Rival?

25.5K 2.4K 110
                                    

Happy Reading!

*****

"Her boyfriend!" teriak Mario usil. Mengganggu percakapan Garry dan Abel.

"Bukan. Sumpah bukan. Aku tidak ada hubungan apa pun dengan dia." Abel melempar bantal sofa ke arah Mario.

"Siapa, Bel?" tanya Garry berusaha menahan emosinya. Jika dia marah-marah, Abel pasti mengira kalau dirinya sama seperti dulu.

"Itu anaknya teman mama. Dia ke sini untuk mengantarkan baju. Tapi usil banget kan?"

"Hm... Suruh dia cari wanita lain. Sayangnya aku ada pekerjaan. Kalau tidak aku pasti ke sana. Jangan nakal, oke?"

"Aku bukan anak kecil.

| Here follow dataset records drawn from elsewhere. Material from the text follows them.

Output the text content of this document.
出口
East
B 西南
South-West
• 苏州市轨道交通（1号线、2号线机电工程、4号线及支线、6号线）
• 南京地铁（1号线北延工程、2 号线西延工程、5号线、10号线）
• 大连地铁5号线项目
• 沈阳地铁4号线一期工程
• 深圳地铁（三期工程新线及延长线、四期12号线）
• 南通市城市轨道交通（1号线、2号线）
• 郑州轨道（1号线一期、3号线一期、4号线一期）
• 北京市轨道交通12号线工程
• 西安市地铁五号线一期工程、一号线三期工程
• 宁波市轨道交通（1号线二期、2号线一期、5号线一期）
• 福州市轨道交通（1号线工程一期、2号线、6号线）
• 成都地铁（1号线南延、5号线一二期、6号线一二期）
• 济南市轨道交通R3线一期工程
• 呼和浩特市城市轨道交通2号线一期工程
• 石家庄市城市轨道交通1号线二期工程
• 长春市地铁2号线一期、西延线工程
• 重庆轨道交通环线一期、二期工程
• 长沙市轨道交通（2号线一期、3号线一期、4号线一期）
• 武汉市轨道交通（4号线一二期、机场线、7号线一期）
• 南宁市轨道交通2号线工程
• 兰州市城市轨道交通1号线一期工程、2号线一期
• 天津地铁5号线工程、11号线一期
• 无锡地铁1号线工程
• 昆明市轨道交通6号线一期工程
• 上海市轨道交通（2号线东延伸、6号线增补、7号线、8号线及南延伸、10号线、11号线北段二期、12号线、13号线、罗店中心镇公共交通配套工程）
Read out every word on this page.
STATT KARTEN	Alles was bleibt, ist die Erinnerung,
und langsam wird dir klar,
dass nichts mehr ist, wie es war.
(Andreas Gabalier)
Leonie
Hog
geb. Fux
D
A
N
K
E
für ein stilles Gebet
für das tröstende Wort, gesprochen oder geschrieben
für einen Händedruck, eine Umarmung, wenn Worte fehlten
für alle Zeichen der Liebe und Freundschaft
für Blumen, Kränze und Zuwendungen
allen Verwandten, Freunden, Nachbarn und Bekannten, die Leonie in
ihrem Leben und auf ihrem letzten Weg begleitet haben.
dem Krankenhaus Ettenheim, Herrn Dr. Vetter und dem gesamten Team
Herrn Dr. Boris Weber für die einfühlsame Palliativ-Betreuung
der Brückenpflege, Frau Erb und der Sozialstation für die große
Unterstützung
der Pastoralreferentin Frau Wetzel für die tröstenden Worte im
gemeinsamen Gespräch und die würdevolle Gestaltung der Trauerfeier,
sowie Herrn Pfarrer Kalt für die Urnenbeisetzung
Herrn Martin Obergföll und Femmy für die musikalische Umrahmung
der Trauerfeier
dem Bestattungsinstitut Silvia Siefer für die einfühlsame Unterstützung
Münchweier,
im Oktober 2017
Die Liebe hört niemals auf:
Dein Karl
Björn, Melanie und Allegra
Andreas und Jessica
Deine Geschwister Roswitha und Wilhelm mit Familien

Nakal bagaimana?"

"Jangan dekat-dekat dengannya. Aku cemburu. Sampai jumpa nanti sore."

Abel cemberut menatap ponsel di tangannya. Dia belum membalas ucapan Garry tapi sudah mati saja. Padahal dia juga ingin bilang 'sampai jumpa'.

"Kamu mengganggu saja."

"Jadi yang telepon tadi pacarmu?" tanya Mario penasaran.

"Teman."

"Teman yang merangkap jabatan sebagai calon pacar?"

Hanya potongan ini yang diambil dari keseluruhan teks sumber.